With earnings season winding down and China (for the moment) on the back burner, many investors are worrying about a rising interest rate environment weighing on the stock market, especially since the Federal Reserve’s favorite price gauge—the Personal Income Expenditures (PCE) price index—last week showed US inflation had approached the Fed’s 2% target level.
And wouldn’t you know it, the Producer Price Index (PPI) comes out today, followed tomorrow by the Consumer Price Index (CPI).
For some important context: Inflation reaching 2% doesn’t automatically mean runaway prices and a crumbling stock market. Second, shorter timeframes can offer at least partial immunity to inflation, because the catalysts that drive short-term market moves—earnings, economic news, geopolitical events, mergers, and so on—won’t cease to exist if inflation becomes the dominant macro theme in the market.
Further, there are a ton of possibilities out there that many traders employ to attempt to benefit from this type of environment, so let’s walk through a few fan favorites.
First, of course, broadly speaking traders also have the flexibility to take short positions (either in the broad market or individual stocks) if they anticipate down moves.
And then there’s gold, which has long been considered an inflation hedge—although the data suggest its performance in this regard is mixed, at best. In fact, with the exception of the 1970s—when double-digit inflation rocked the US economy and gold took off to the upside—there hasn’t been much evidence that gold increases in value when inflation is on the rise.1 In other words, outside of a 1970s-like “inflation shock,” gold bulls could be disappointed by the metal’s upside, even if inflation continues to rise.
Gold’s recent performance (June gold futures dropped to their lowest levels of the year last week) suggests the market may not be concerned about imminently-high inflation, or it simply isn’t going to react to inflation (or inflation worries) the way some people may expect.
Next up: Financials. Bank stocks are sometimes cited as favorable long-side plays in a rising-rate environment because one of their primary revenue sources comes from lending capital at interest—and the higher the rate, the more they profit (see “Trading the inflation card”).

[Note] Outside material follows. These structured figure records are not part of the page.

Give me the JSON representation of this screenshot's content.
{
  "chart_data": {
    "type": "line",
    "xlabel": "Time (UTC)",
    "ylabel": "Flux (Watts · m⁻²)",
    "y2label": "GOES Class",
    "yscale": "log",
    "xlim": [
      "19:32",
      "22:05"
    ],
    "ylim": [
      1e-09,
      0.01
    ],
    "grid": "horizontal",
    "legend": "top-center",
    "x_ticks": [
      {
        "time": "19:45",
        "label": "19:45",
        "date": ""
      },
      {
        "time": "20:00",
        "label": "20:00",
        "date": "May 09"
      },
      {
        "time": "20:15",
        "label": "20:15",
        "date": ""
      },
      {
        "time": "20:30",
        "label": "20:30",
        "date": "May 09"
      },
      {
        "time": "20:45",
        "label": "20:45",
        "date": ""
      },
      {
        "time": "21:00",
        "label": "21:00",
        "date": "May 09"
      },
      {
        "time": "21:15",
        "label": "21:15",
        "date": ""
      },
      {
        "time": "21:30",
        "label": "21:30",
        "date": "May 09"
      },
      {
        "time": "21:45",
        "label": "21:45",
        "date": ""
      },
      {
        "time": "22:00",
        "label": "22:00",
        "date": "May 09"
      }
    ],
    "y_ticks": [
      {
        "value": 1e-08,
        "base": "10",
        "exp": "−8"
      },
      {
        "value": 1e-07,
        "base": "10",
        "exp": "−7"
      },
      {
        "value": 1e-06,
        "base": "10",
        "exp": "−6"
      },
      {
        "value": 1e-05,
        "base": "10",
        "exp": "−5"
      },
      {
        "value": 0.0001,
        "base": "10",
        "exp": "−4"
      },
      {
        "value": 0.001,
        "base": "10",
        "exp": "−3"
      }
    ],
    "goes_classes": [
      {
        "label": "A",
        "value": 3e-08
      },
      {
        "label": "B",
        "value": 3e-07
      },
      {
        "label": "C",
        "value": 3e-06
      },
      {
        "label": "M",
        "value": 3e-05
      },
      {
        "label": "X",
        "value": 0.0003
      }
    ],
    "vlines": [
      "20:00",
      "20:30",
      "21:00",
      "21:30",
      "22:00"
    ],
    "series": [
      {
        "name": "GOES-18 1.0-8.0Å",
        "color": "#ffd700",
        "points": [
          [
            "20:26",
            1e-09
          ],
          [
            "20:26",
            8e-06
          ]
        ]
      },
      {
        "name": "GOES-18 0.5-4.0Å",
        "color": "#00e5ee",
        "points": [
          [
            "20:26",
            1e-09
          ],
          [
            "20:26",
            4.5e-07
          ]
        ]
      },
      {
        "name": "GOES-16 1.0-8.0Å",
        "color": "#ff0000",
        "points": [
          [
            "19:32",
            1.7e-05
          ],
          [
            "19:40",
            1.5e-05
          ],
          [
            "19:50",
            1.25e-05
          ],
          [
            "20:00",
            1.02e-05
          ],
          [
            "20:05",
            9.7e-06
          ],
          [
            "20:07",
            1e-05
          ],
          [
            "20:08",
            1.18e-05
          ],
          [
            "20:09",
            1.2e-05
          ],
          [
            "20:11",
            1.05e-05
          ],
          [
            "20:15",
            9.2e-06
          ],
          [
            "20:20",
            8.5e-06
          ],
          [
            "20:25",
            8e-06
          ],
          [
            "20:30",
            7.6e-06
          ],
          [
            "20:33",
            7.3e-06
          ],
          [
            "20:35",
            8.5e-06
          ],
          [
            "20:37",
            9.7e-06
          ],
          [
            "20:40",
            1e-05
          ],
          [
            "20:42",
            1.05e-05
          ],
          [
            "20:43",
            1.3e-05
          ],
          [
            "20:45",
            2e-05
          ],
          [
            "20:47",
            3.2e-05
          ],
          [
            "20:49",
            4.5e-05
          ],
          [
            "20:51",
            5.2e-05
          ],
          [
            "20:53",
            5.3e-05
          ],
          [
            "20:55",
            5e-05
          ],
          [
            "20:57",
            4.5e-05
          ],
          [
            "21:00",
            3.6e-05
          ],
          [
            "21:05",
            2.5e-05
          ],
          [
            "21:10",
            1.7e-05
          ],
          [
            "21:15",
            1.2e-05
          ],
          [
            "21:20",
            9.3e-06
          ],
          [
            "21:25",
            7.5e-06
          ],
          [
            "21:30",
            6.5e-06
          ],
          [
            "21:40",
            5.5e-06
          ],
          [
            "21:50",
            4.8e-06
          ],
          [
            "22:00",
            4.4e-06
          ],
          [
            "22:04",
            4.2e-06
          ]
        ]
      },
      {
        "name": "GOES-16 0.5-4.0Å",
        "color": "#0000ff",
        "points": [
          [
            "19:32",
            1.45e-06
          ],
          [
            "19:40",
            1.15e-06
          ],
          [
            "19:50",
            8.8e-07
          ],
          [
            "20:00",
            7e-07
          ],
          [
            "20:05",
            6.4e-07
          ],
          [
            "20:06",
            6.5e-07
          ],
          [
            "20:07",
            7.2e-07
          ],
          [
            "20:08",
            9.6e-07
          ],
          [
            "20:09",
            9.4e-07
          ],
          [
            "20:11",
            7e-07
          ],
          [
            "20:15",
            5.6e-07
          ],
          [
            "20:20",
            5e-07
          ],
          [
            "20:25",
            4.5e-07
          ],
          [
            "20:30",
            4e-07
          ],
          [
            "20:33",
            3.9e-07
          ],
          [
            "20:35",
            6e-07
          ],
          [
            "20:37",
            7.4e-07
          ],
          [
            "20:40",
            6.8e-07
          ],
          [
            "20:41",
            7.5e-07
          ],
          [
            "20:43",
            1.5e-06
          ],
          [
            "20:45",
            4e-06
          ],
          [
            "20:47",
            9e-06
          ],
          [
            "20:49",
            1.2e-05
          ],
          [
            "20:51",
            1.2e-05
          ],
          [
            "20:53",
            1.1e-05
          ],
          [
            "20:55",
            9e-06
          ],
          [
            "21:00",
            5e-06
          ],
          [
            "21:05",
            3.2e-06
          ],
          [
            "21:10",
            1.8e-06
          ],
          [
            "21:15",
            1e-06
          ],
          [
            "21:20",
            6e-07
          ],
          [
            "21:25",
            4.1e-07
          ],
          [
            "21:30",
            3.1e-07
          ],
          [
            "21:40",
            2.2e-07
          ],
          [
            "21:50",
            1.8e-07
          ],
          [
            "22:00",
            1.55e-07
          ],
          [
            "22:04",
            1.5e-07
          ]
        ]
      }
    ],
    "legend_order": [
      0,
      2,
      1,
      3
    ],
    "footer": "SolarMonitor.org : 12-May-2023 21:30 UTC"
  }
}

Some financial exchanges may also fit the inflation-fighting bill. For example, the CME Group (CME) has been cited as a possible inflation-resistant stock because of its potential to benefit from increased financial hedging against rising rates—both through its many interest rate instruments, as well as in stock index and currency futures and options.2 More trading volume, more profit.
That’s a long-term perspective, so the ostensible approach would be for long-oriented traders to buy such stocks on weakness. The following daily chart shows CME has possibly begun forming a trading range after reaching a record high near $172 in March:
CME shares, which are up around 50% over the past year, recently tested their April swing low around $155 (which falls within a longer-term support/resistance zone), trading to lower intraday lows but rallying strongly last Friday. Bullish traders, certainly, will be looking for the stock to hold that level.
In the end, unlike investors, traders should probably be less concerned with the prospect of higher inflation, and more interested the possibilities it presents.
Market Mover Update: Oil and gas producer Devon Energy (DVN) has pulled back after last week’s earnings-announcement jump (see “Options smoke points to price-action fire”), and yesterday traded back into its pre-breakout consolidation—similar to the way the stock behaved after its mid-April up move:
Meanwhile, yesterday afternoon the White House announced it would pull the US out of the Iran nuclear deal and restore sanctions on Iran—a development some analysts believe could support higher long-term oil prices.3 June crude oil futures (CLM8), which had dropped to $68.02/barrel in yesterday morning, spiked above $70 on the announcement before pulling back to the $69.50-$70 range.
1 Reuters. Gold as an inflation hedge? Well, sort of... 3/1/18.
2 Barron’s. 6 Dividend Stocks That Hedge Against Inflation. 6/5/17.
3 CNBC.com. Trump will kill the Iran nuclear deal — and that's a 'long-lasting' boost for oil prices. 5/8/18.